一种修复存储器的方法和装置。所述方法应用于存储控制器,所述存储控制器与第一存储器和第二存储器相连接,所述方法包括:接收第一读取请求,所述第一读取请求用于指示读取所述第一存储器中的第一数据;当读取所述第一存储器中的第一数据失败时,从所述第二存储器中获取所述第一数据;向所述第一存储器发送写请求,所述写请求中携带有所述第一数据;接收所述第一存储器发送的响应消息,所述响应消息用于指示所述第一数据已经被成功写入所述第一存储器;根据所述响应消息确定所述第一存储器的逻辑坏块错误已经被修复。该方法可以实现对存储器中逻辑坏块的修复,提升系统的可用性,减少存储器需要更换的次数,降低系统的运行成本。

Description

一种存储器的修复方法及装置 技术领域
本申请涉及计算机领域,特别涉及一种可以修复存储器的方法和装置。
背景技术
存储器是用来存储程序和各种数据信息的记忆部件。存储器通常是利用双稳态半导体电路、互补金属氧化物半导体(Complementary Metal Oxide Semiconductor,CMOS)晶体管或磁性材料的存储元来存储二进制代码。存储器根据使用材质的不同可以分成半导体存储器和磁表面存储器等类型。

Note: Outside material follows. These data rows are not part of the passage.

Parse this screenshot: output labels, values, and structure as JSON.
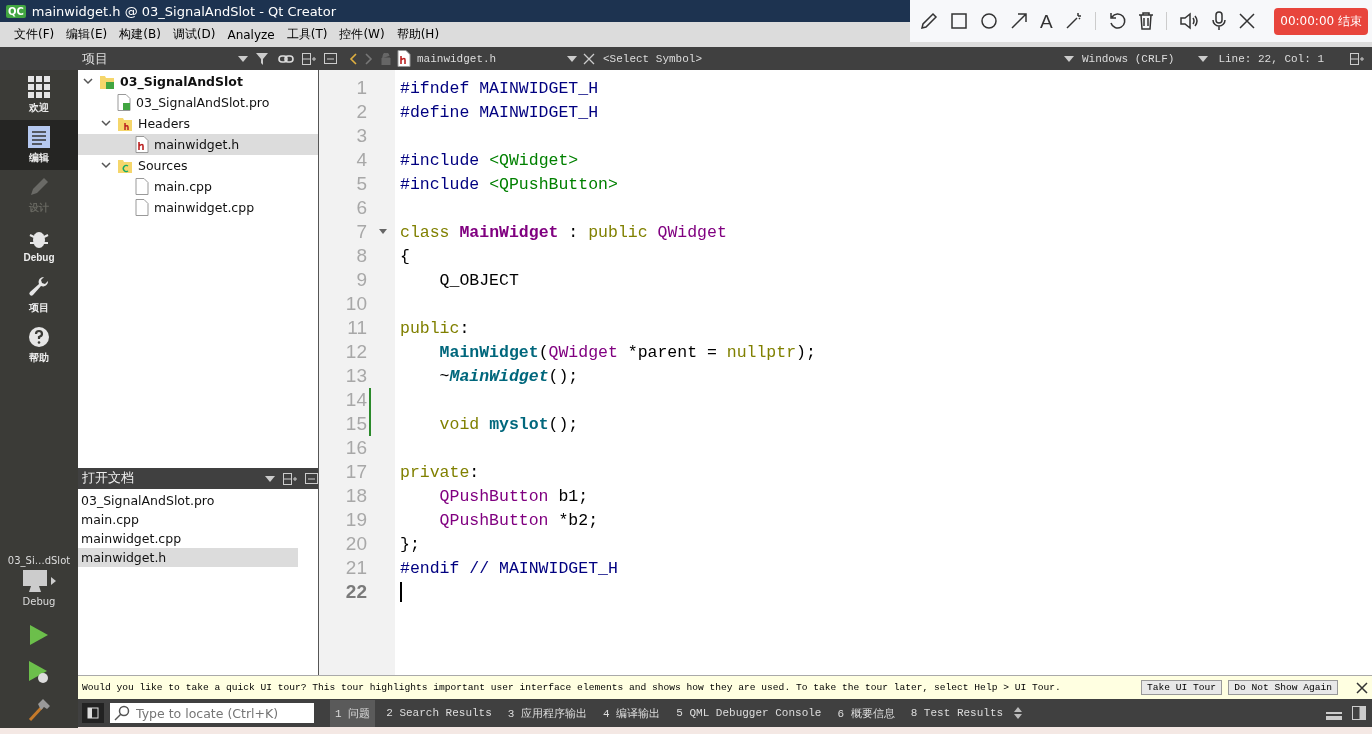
{
  "window": {
    "title": "mainwidget.h @ 03_SignalAndSlot - Qt Creator",
    "app_icon": "QC"
  },
  "menu": [
    "文件(F)",
    "编辑(E)",
    "构建(B)",
    "调试(D)",
    "Analyze",
    "工具(T)",
    "控件(W)",
    "帮助(H)"
  ],
  "recorder": {
    "text_tool": "A",
    "timer": "00:00:00 结束"
  },
  "project_panel": {
    "title": "项目"
  },
  "editor_toolbar": {
    "file": "mainwidget.h",
    "symbol": "<Select Symbol>",
    "line_ending": "Windows (CRLF)",
    "position": "Line: 22, Col: 1"
  },
  "modes": [
    {
      "label": "欢迎",
      "kind": "grid",
      "selected": false,
      "disabled": false
    },
    {
      "label": "编辑",
      "kind": "edit",
      "selected": true,
      "disabled": false
    },
    {
      "label": "设计",
      "kind": "design",
      "selected": false,
      "disabled": true
    },
    {
      "label": "Debug",
      "kind": "debug",
      "selected": false,
      "disabled": false
    },
    {
      "label": "项目",
      "kind": "wrench",
      "selected": false,
      "disabled": false
    },
    {
      "label": "帮助",
      "kind": "help",
      "selected": false,
      "disabled": false
    }
  ],
  "kit": {
    "project": "03_Si…dSlot",
    "build": "Debug"
  },
  "tree": [
    {
      "label": "03_SignalAndSlot",
      "kind": "project",
      "expanded": true,
      "selected": false,
      "children": [
        {
          "label": "03_SignalAndSlot.pro",
          "kind": "pro",
          "selected": false
        },
        {
          "label": "Headers",
          "kind": "header-folder",
          "expanded": true,
          "selected": false,
          "children": [
            {
              "label": "mainwidget.h",
              "kind": "header",
              "selected": true
            }
          ]
        },
        {
          "label": "Sources",
          "kind": "source-folder",
          "expanded": true,
          "selected": false,
          "children": [
            {
              "label": "main.cpp",
              "kind": "source",
              "selected": false
            },
            {
              "label": "mainwidget.cpp",
              "kind": "source",
              "selected": false
            }
          ]
        }
      ]
    }
  ],
  "open_documents": {
    "title": "打开文档",
    "items": [
      {
        "label": "03_SignalAndSlot.pro",
        "selected": false
      },
      {
        "label": "main.cpp",
        "selected": false
      },
      {
        "label": "mainwidget.cpp",
        "selected": false
      },
      {
        "label": "mainwidget.h",
        "selected": true
      }
    ]
  },
  "code": [
    {
      "number": "1",
      "tokens": [
        {
          "text": "#ifndef MAINWIDGET_H",
          "kind": "preprocessor"
        }
      ]
    },
    {
      "number": "2",
      "tokens": [
        {
          "text": "#define MAINWIDGET_H",
          "kind": "preprocessor"
        }
      ]
    },
    {
      "number": "3"
    },
    {
      "number": "4",
      "tokens": [
        {
          "text": "#include ",
          "kind": "preprocessor"
        },
        {
          "text": "<QWidget>",
          "kind": "string"
        }
      ]
    },
    {
      "number": "5",
      "tokens": [
        {
          "text": "#include ",
          "kind": "preprocessor"
        },
        {
          "text": "<QPushButton>",
          "kind": "string"
        }
      ]
    },
    {
      "number": "6"
    },
    {
      "number": "7",
      "foldable": true,
      "tokens": [
        {
          "text": "class ",
          "kind": "keyword"
        },
        {
          "text": "MainWidget",
          "kind": "class-decl"
        },
        {
          "text": " : ",
          "kind": "plain"
        },
        {
          "text": "public ",
          "kind": "keyword"
        },
        {
          "text": "QWidget",
          "kind": "type"
        }
      ]
    },
    {
      "number": "8",
      "tokens": [
        {
          "text": "{",
          "kind": "plain"
        }
      ]
    },
    {
      "number": "9",
      "tokens": [
        {
          "text": "    Q_OBJECT",
          "kind": "plain"
        }
      ]
    },
    {
      "number": "10"
    },
    {
      "number": "11",
      "tokens": [
        {
          "text": "public",
          "kind": "keyword"
        },
        {
          "text": ":",
          "kind": "plain"
        }
      ]
    },
    {
      "number": "12",
      "tokens": [
        {
          "text": "    MainWidget",
          "kind": "function"
        },
        {
          "text": "(",
          "kind": "plain"
        },
        {
          "text": "QWidget",
          "kind": "type"
        },
        {
          "text": " *parent = ",
          "kind": "plain"
        },
        {
          "text": "nullptr",
          "kind": "keyword"
        },
        {
          "text": ");",
          "kind": "plain"
        }
      ]
    },
    {
      "number": "13",
      "tokens": [
        {
          "text": "    ~",
          "kind": "plain"
        },
        {
          "text": "MainWidget",
          "kind": "virtual-function"
        },
        {
          "text": "();",
          "kind": "plain"
        }
      ]
    },
    {
      "number": "14",
      "modified": true
    },
    {
      "number": "15",
      "modified": true,
      "tokens": [
        {
          "text": "    void ",
          "kind": "keyword"
        },
        {
          "text": "myslot",
          "kind": "function"
        },
        {
          "text": "();",
          "kind": "plain"
        }
      ]
    },
    {
      "number": "16"
    },
    {
      "number": "17",
      "tokens": [
        {
          "text": "private",
          "kind": "keyword"
        },
        {
          "text": ":",
          "kind": "plain"
        }
      ]
    },
    {
      "number": "18",
      "tokens": [
        {
          "text": "    QPushButton",
          "kind": "type"
        },
        {
          "text": " b1;",
          "kind": "plain"
        }
      ]
    },
    {
      "number": "19",
      "tokens": [
        {
          "text": "    QPushButton",
          "kind": "type"
        },
        {
          "text": " *b2;",
          "kind": "plain"
        }
      ]
    },
    {
      "number": "20",
      "tokens": [
        {
          "text": "};",
          "kind": "plain"
        }
      ]
    },
    {
      "number": "21",
      "tokens": [
        {
          "text": "#endif // MAINWIDGET_H",
          "kind": "preprocessor"
        }
      ]
    },
    {
      "number": "22",
      "current": true
    }
  ],
  "tour": {
    "message": "Would you like to take a quick UI tour? This tour highlights important user interface elements and shows how they are used. To take the tour later, select Help > UI Tour.",
    "buttons": [
      "Take UI Tour",
      "Do Not Show Again"
    ]
  },
  "locator": {
    "placeholder": "Type to locate (Ctrl+K)"
  },
  "output_tabs": [
    {
      "label": "1 问题",
      "selected": true
    },
    {
      "label": "2 Search Results",
      "selected": false
    },
    {
      "label": "3 应用程序输出",
      "selected": false
    },
    {
      "label": "4 编译输出",
      "selected": false
    },
    {
      "label": "5 QML Debugger Console",
      "selected": false
    },
    {
      "label": "6 概要信息",
      "selected": false
    },
    {
      "label": "8 Test Results",
      "selected": false
    }
  ]
}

安全数码(Secure Memory Card,SD)卡,又称SD存储卡,是一种基于半导体快闪记忆器的新一代记忆设备,由于它具有体积小、数据传输速度块以及可热插拔等优良特性,被广泛地用于便携式装置上使用,例如数码相机、个人数码助理(Personal Digital Assistant,PDA)和多媒体播放器等。近年来,VMware等操作系统厂商推出了使用SD卡作为引导操作系统的存储介质,从而推广了SD卡在企业级市场的应用范围。

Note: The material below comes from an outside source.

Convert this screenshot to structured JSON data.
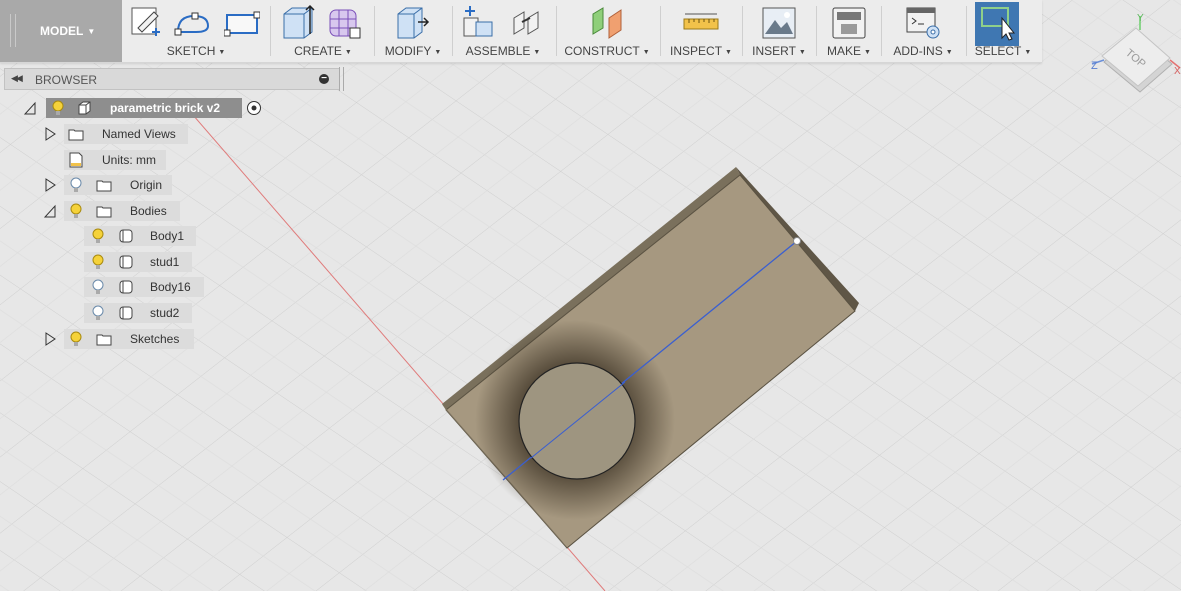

SD卡作为一款消费机的电子存储产品,使用了相对廉价的原材料,固件也相对简单,可靠性和可服务型性均较差,同时故障率相对较高。因此,各厂商在制作和使用SD卡时,都会采取一定的措施监控SD卡的使用情况,以保证系统的稳定性。
发明内容
现有技术中,当存储器发生数据读取错误时,会将该存储器设置为故障状态或者将发生故障的地址范围的状态设置为不可用,会降低系统的可用性并导致系统中的存储器需要被频繁更换。为了解决上述问题,本申请提供一种修复存储器的方法和装置,可以当存储器发生数据读取失败后,会从系统中的其他存储器获取待读取数据,并用该数据修复存储器中的错误,提高系统的可用性并降低系统运行的成本。
第一方面,本申请提供一种存储器的修复方法,该方法包括用于存储控制器,该存储控制器与第一存储器和第二存储器相连接,该方法包括:接收第一读取请求,该第一读取请求用于指示读取第一存储器中的第一数据;当读取所述第一存储器中的第一数据失败时,从所述第二存储器中获取所述第一数据;向所述第一存储器发送写请求,所述写请求中携带有所述第一数据;接收所述第一存储器发送的响应消息,所述响应消息用于指示所述第一数据已经被成功写入所述第一存储器;根据所述响应消息确定所述第一存储器的逻辑块错误已经被修复。
根据上述方法,当从第一存储器读取数据失败时,先不将该存储器设置为故障状态,而是从系统中存储有待读取数据的第二存储器中获取该数据,并将获取到的数据写回第一存储器。这种做法可以通过将数据写回第一存储器来修复第一存储器中的坏块。具体来说,如果第一存储器中发生的错误是由于产生了逻辑坏块,则可以通过将数据写回第一存储器来修复该错误;如果第一存储器中发生的错误时由于产生了物理坏块,则无法通过将数据写回第一存储器来修复该错误。因此,如果接收到指示第一数据已经被成功 写入第一存储器的响应消息时,可以确定第一存储器中发生的逻辑坏块错误已经被修复。本申请第一方面所提供的方法通过修复第一存储器中的逻辑坏块提高系统的稳定性,并可以降低存储器需要被更换的频率,从而降低系统的运行成本。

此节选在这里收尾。